Mr Obama isn't the only one to blame for this - not even close - but it's an undeniable fact that he failed to bring the country together. Race relations have soured. Urban elites and rural voters openly sneer at each other.
And in a sickening dose of irony, America's first black president is about to hand over the White House to the man who spent years hounding him with a racist birther conspiracy theory.
It isn't all negative. Mr Obama has been an exemplary role model in the Oval Office, as both a leader and an admirable father.
He's suffered no personal scandals, and has consistently appealed to Americans' better angels.

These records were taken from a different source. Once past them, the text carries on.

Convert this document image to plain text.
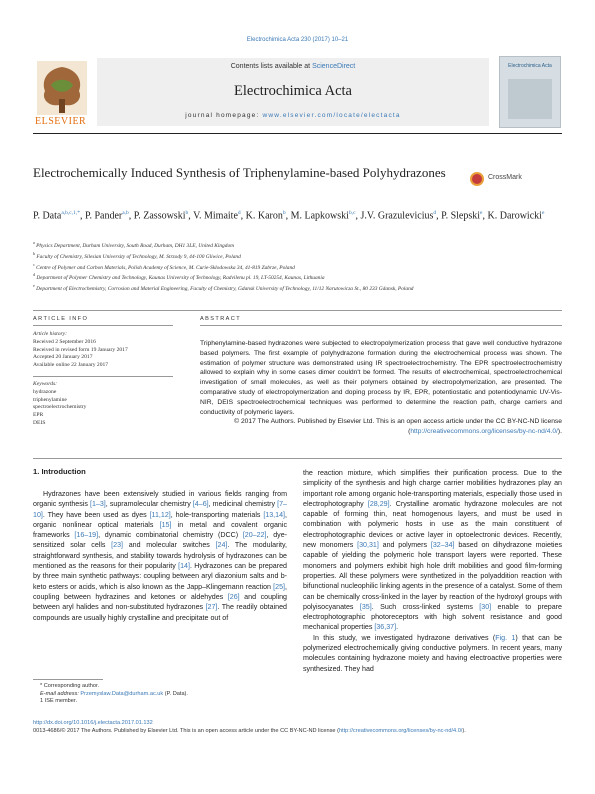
Electrochimica Acta 230 (2017) 10–21
ELSEVIER
Contents lists available at ScienceDirect
Electrochimica Acta
journal homepage: www.elsevier.com/locate/electacta
Electrochimica Acta
Electrochemically Induced Synthesis of Triphenylamine-based Polyhydrazones	CrossMark
P. Data$^{a,b,c,1,*}$, P. Pander$^{a,b}$, P. Zassowski$^b$, V. Mimaite$^d$, K. Karon$^b$, M. Lapkowski$^{b,c}$, J.V. Grazulevicius$^d$, P. Slepski$^e$, K. Darowicki$^e$
$^a$ Physics Department, Durham University, South Road, Durham, DH1 3LE, United Kingdom
$^b$ Faculty of Chemistry, Silesian University of Technology, M. Strzody 9, 44-100 Gliwice, Poland
$^c$ Centre of Polymer and Carbon Materials, Polish Academy of Science, M. Curie-Sklodowska 34, 41-819 Zabrze, Poland
$^d$ Department of Polymer Chemistry and Technology, Kaunas University of Technology, Radvilenu pl. 19, LT-50254, Kaunas, Lithuania
$^e$ Department of Electrochemistry, Corrosion and Material Engineering, Faculty of Chemistry, Gdansk University of Technology, 11/12 Narutowicza St., 80 233 Gdansk, Poland
ARTICLE INFO	ABSTRACT
Article history:
Received 2 September 2016
Received in revised form 19 January 2017
Accepted 20 January 2017
Available online 22 January 2017
Keywords:
hydrazone
triphenylamine
spectroelectrochemistry
EPR
DEIS

Triphenylamine-based hydrazones were subjected to electropolymerization process that gave well conductive hydrazone based polymers. The first example of polyhydrazone formation during the electrochemical process was shown. The estimation of polymer structure was demonstrated using IR spectroelectrochemistry. The EPR spectroelectrochemistry allowed to explain why in some cases dimer couldn't be formed. The results of electrochemical, spectroelectrochemical investigation of small molecules, as well as their polymers obtained by electropolymerization, are presented. The comparative study of electropolymerization and doping process by IR, EPR, potentiostatic and potentiodynamic UV-Vis-NIR, DEIS spectroelectrochemical techniques was performed to determine the reaction path, charge carriers and conductivity of polymeric layers.

© 2017 The Authors. Published by Elsevier Ltd. This is an open access article under the CC BY-NC-ND license (http://creativecommons.org/licenses/by-nc-nd/4.0/).

1. Introduction

Hydrazones have been extensively studied in various fields ranging from organic synthesis [1–3], supramolecular chemistry [4–6], medicinal chemistry [7–10]. They have been used as dyes [11,12], hole-transporting materials [13,14], organic nonlinear optical materials [15] in metal and covalent organic frameworks [16–19], dynamic combinatorial chemistry (DCC) [20–22], dye-sensitized solar cells [23] and molecular switches [24]. The modularity, straightforward synthesis, and stability towards hydrolysis of hydrazones can be mentioned as the reasons for their popularity [14]. Hydrazones can be prepared by three main synthetic pathways: coupling between aryl diazonium salts and b-keto esters or acids, which is also known as the Japp–Klingemann reaction [25], coupling between hydrazines and ketones or aldehydes [26] and coupling between aryl halides and non-substituted hydrazones [27]. The readily obtained compounds are usually highly crystalline and precipitate out of

the reaction mixture, which simplifies their purification process. Due to the simplicity of the synthesis and high charge carrier mobilities hydrazones play an important role among organic hole-transporting materials, especially those used in electrophotography [28,29]. Crystalline aromatic hydrazone molecules are not capable of forming thin, neat homogenous layers, and must be used in combination with polymeric hosts in use as the main constituent of electrophotographic devices or active layer in optoelectronic devices. Recently, new monomers [30,31] and polymers [32–34] based on dihydrazone moieties capable of yielding the polymeric hole transport layers were reported. These monomers and polymers exhibit high hole drift mobilities and good film-forming properties. All these polymers were synthetized in the polyaddition reaction with bifunctional nucleophilic linking agents in the presence of a catalyst. Some of them can be chemically cross-linked in the layer by reaction of the hydroxyl groups with polyisocyanates [35]. Such cross-linked systems [30] enable to prepare electrophotographic photoreceptors with high solvent resistance and good mechanical properties [36,37].

In this study, we investigated hydrazone derivatives (Fig. 1) that can be polymerized electrochemically giving conductive polymers. In recent years, many molecules containing hydrazone moiety and having electroactive properties were synthesized. They had

* Corresponding author.
E-mail address: Przemyslaw.Data@durham.ac.uk (P. Data).
1 ISE member.
http://dx.doi.org/10.1016/j.electacta.2017.01.132
0013-4686/© 2017 The Authors. Published by Elsevier Ltd. This is an open access article under the CC BY-NC-ND license (http://creativecommons.org/licenses/by-nc-nd/4.0/).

We won't be able to say the same about Mr Trump, and you suspect the world will soon look back on the Obama years with fond nostalgia.
He will be remembered - perhaps even revered - as a progressive icon for decades to come, having personified a significant leftward shift in America's social values.
But few will remember what Barack Obama actually achieved, and for a presidency that started with such remarkable promise, that can only be considered a failure.